Videos

Mathematical Analysis of Fluid-Solid Interaction in Blood Flow

Presenter
July 30, 2013
Keywords:
  • Mathematical Analysis, existence of solutions, fluid-solid interaction
Abstract
The development of existence theory for moving boundary, fluid-solid interaction problems involving a viscous, incompressible fluid has become particularly active since the 1990's. The first existence results were obtained for the cases in which the structure is completely immersed in the fluid, and the structure was considered to be either a rigid body, or described by a finite number of modal functions. The results that followed concerned the coupling between the Navier-Stokes equations and $2D$ or $3D$ linear elasticity, where the coupling was assumed on a fixed fluid-structure interface (linear coupling). The first existence result that considered the coupling between an incompressible, viscous fluid and an elastic structure, where the coupling was assumed to take place at a deformed fluid-structure interface (nonlinear coupling), was obtained in 2004 by B. daVeiga.
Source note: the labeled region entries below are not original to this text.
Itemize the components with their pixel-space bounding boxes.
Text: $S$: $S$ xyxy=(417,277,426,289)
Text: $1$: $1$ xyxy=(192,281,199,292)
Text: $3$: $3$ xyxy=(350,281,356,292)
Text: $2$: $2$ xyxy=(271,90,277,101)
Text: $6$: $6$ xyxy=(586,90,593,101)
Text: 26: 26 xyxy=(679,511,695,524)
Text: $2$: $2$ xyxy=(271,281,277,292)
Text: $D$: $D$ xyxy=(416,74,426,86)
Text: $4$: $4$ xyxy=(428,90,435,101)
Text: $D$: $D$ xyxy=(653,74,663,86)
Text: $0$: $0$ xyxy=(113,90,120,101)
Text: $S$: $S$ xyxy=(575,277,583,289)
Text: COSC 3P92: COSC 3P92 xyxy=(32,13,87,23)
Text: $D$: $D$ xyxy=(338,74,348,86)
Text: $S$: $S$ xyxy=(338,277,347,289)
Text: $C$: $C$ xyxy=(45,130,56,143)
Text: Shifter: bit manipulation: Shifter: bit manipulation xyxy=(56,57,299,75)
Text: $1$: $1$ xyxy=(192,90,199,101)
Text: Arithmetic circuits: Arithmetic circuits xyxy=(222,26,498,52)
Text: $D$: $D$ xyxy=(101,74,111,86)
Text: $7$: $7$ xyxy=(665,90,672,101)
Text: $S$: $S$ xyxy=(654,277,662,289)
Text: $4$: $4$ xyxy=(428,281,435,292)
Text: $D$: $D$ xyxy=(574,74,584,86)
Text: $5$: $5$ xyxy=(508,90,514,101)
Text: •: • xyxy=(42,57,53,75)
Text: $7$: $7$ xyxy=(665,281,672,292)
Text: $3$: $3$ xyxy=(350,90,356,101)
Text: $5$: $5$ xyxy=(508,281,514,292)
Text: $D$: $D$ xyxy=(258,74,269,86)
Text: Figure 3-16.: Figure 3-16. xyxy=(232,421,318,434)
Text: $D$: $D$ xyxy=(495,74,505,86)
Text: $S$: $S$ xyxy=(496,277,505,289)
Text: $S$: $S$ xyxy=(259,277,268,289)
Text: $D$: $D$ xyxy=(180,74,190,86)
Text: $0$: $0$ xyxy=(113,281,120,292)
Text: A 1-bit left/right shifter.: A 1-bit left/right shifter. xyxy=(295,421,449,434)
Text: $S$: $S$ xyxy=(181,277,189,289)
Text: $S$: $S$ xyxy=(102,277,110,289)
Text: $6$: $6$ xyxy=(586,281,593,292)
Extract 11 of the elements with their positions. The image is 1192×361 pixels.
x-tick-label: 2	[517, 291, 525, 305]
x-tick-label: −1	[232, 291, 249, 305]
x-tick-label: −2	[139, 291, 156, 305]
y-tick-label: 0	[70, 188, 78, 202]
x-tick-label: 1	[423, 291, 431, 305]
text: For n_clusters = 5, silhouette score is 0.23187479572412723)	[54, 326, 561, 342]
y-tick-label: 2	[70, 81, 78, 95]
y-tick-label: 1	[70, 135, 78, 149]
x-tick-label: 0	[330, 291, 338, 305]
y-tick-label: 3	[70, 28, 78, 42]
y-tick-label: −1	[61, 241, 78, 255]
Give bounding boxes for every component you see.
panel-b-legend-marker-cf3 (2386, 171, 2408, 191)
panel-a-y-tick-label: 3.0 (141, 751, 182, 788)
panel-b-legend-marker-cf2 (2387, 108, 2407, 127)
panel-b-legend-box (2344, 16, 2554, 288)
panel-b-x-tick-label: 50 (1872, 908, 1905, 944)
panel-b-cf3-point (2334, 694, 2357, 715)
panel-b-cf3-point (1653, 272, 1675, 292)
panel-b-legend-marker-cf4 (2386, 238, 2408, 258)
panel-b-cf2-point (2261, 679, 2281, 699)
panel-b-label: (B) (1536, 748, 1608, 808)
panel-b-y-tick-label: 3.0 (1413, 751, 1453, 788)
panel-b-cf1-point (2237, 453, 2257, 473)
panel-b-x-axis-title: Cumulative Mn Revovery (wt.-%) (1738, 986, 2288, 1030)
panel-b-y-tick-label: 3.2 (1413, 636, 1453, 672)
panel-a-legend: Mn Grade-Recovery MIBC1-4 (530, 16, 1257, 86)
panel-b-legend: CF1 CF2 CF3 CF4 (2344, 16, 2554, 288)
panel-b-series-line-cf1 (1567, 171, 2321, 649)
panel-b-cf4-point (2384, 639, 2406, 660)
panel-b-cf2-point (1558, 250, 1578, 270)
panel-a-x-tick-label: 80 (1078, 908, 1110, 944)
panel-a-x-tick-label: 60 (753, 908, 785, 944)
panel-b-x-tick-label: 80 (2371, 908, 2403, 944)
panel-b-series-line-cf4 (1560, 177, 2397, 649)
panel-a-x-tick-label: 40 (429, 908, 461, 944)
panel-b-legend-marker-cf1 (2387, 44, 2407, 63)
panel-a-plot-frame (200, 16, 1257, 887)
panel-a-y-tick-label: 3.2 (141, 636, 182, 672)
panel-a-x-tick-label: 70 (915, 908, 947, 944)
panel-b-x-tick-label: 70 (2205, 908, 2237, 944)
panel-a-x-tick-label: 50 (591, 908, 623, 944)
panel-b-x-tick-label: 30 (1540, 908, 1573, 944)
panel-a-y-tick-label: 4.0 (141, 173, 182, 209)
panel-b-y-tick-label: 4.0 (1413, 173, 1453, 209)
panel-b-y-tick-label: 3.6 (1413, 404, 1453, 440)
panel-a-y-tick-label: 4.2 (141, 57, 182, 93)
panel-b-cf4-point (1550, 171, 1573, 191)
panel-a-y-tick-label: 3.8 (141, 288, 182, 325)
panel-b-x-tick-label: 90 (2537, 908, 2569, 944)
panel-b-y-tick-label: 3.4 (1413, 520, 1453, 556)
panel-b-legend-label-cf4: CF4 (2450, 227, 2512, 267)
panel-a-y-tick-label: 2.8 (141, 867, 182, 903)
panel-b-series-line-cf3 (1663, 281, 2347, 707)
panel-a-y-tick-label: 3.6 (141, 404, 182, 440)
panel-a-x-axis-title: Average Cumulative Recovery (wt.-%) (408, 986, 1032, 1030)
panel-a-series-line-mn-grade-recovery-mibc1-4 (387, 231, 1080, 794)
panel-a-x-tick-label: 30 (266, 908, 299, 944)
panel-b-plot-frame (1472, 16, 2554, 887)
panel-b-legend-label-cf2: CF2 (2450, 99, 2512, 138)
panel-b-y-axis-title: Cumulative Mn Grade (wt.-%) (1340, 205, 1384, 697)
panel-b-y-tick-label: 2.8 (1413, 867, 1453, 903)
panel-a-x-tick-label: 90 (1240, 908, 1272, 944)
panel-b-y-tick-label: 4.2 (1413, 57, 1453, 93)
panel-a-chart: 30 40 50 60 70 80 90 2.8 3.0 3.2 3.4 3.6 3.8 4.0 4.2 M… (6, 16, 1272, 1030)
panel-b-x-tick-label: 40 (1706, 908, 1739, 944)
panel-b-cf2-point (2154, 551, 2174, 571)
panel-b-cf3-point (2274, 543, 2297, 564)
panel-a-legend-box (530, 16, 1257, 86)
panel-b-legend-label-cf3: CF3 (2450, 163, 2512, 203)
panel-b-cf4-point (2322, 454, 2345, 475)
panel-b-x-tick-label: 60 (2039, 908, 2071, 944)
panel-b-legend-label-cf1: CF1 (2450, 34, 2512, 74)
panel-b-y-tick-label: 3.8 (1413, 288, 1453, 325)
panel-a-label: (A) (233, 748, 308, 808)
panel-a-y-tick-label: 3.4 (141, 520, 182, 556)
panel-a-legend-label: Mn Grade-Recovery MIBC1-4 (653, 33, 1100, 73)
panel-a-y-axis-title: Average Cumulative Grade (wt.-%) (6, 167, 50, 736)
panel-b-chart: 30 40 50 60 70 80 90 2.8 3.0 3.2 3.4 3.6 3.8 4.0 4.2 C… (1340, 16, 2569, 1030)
Since then, several works in this area, considering different structural models, and different mathematical techniques, were obtained. Recently, the speaker, together with collaborator Muha, obtained the first constructive existence proof for a benchmark FSI problem in blood flow, which was recently extended to study fluid-multi-layered structure interaction problems. The main steps in the proof rely on a loosely-coupled numerical scheme, in which the fluid and the structure sub-problems are separated by an operator-splitting approach. In this lecture, the speaker will give an overview of the existing literature on the existence analysis for FSI problems, and will show the main ideas behind the constructive proof of the existence of a solution to a benchmark problem in FSI in blood flow. A new result that indicates that the presence of a thin fluid-structure interface with mass regularizes solutions to this FSI problem, will be discussed.